Lets say i have a text like "hello 'cool1' word! 'cool2'"
and i want to get the first quote's text (which is 'cool1' without the ')
what should be my pattern? and when using matcher, how do i guarantee it will remain the first quote and not the second?
(please suggest a solution only with regex.. )
Use this regular expression:
'([^']*)'
Use as follows: (ideone)
Pattern pattern = Pattern.compile("'([^']*)'");
Matcher matcher = pattern.matcher(s);
if (matcher.find()) {
System.out.println(matcher.group(1));
}
Or this if you know that there are no new-line characters in your quoted string:
'(.*?)'
when using matcher, how do i guarantee it will remain the first quote and not the second?

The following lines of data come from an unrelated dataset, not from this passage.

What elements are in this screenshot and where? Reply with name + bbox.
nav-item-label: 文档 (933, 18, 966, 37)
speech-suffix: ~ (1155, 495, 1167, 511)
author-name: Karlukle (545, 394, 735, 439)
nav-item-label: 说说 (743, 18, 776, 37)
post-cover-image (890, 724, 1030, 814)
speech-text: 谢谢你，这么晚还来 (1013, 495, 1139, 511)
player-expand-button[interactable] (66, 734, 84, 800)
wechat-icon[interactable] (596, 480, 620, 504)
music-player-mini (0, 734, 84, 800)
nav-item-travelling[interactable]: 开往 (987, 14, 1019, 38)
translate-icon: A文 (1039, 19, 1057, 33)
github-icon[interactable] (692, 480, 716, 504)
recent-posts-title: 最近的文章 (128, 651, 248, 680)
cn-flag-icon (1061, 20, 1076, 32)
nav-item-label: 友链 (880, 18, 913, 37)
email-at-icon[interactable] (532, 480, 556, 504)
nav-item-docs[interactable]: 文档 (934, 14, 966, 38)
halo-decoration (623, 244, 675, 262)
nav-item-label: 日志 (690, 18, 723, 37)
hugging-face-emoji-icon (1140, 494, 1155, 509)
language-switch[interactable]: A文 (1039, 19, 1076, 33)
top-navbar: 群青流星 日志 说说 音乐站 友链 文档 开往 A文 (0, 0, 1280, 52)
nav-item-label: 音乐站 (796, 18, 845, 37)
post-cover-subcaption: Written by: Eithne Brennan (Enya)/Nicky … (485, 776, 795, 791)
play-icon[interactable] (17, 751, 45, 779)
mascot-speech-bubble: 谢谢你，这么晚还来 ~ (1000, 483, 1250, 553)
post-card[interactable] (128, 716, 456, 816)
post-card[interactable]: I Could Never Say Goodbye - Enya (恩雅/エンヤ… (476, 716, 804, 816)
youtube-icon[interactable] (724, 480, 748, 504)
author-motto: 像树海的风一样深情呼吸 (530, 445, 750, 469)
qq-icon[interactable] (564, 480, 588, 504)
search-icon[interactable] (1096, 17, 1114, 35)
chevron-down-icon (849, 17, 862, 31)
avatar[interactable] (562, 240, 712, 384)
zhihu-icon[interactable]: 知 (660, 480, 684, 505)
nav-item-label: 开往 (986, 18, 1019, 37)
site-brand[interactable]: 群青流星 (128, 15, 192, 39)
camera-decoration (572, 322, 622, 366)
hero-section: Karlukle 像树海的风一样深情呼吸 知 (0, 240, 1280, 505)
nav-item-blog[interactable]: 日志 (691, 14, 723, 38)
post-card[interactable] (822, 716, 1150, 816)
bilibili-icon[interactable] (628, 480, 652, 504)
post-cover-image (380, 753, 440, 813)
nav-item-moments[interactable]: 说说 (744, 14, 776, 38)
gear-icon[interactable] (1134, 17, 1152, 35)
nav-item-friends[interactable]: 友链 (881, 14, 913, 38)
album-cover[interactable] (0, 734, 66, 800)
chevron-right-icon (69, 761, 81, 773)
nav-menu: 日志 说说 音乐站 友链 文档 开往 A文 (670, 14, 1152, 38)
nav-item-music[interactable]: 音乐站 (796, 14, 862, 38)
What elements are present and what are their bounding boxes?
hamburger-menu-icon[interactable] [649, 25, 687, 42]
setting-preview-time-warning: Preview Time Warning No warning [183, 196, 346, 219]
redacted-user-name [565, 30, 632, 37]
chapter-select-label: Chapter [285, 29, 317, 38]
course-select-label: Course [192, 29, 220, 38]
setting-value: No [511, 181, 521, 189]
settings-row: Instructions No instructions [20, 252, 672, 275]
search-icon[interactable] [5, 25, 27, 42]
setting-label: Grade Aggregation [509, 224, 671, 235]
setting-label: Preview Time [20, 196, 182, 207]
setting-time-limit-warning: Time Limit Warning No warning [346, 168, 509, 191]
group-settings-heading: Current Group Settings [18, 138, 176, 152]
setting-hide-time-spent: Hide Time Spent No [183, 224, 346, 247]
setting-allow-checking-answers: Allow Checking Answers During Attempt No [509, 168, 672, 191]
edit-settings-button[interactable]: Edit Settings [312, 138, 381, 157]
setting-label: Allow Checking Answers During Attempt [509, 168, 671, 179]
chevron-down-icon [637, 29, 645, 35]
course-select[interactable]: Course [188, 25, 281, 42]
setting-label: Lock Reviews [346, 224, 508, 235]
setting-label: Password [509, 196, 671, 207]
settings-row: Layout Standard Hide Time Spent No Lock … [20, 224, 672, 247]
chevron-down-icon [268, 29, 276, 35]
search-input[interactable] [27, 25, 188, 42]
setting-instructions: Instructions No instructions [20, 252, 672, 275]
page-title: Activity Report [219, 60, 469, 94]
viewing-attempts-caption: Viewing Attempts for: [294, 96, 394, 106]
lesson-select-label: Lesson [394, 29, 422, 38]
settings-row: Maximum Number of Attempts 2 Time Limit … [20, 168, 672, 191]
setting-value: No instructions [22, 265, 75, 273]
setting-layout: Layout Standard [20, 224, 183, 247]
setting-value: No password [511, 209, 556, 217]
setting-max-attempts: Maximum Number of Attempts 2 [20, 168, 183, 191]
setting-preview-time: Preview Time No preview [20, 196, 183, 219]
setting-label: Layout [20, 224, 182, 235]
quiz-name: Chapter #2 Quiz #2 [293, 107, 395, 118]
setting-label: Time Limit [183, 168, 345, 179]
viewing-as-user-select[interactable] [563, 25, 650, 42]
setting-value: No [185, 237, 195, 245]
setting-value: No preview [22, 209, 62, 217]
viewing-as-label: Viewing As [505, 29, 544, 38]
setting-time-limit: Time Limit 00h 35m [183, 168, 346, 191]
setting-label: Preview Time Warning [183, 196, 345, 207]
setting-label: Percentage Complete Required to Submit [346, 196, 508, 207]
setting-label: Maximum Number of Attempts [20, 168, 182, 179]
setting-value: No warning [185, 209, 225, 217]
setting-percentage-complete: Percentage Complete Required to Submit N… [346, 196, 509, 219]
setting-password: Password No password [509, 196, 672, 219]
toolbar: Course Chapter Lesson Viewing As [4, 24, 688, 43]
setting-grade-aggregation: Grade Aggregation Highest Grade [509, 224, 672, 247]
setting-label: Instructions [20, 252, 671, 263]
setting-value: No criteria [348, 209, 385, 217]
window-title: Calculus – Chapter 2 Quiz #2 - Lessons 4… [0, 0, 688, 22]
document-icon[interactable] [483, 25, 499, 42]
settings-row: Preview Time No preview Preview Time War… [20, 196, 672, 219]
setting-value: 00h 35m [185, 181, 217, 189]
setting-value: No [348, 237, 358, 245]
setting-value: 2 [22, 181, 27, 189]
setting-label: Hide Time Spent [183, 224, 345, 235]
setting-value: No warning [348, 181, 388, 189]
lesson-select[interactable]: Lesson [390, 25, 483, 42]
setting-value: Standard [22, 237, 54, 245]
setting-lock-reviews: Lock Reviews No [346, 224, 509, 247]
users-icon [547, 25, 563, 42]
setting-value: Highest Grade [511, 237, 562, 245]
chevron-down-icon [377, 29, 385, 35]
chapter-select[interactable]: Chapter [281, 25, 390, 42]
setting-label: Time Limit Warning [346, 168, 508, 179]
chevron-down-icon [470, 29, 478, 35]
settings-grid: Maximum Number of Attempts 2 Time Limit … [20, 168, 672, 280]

It will find the first quoted string first because it starts seaching from left to right. If you ask it for the next match it will give you the second quoted string.
If you want to find first quote's text without the ' you can/should use Lookahead and Lookbehind mechanism like
(?<=').*?(?=')
for example
System.out.println("hello 'cool1' word! 'cool2'".replaceFirst("(?<=').*?(?=')", "ABC"));
//out -> hello 'ABC' word! 'cool2'
more info
You could just split the string on quotes and get the second piece (which will be between the first and second quotes).
If you insist on regex, try this:
/^.*?'(.*?)'/
Make sure it's set to multiline, unless you know you'll never have newlines in your input. Then, get the subpattern from the result and that will be your string.
To support double quotes too:
/^.*?(['"])(.*?)\1/
Then get subpattern 2.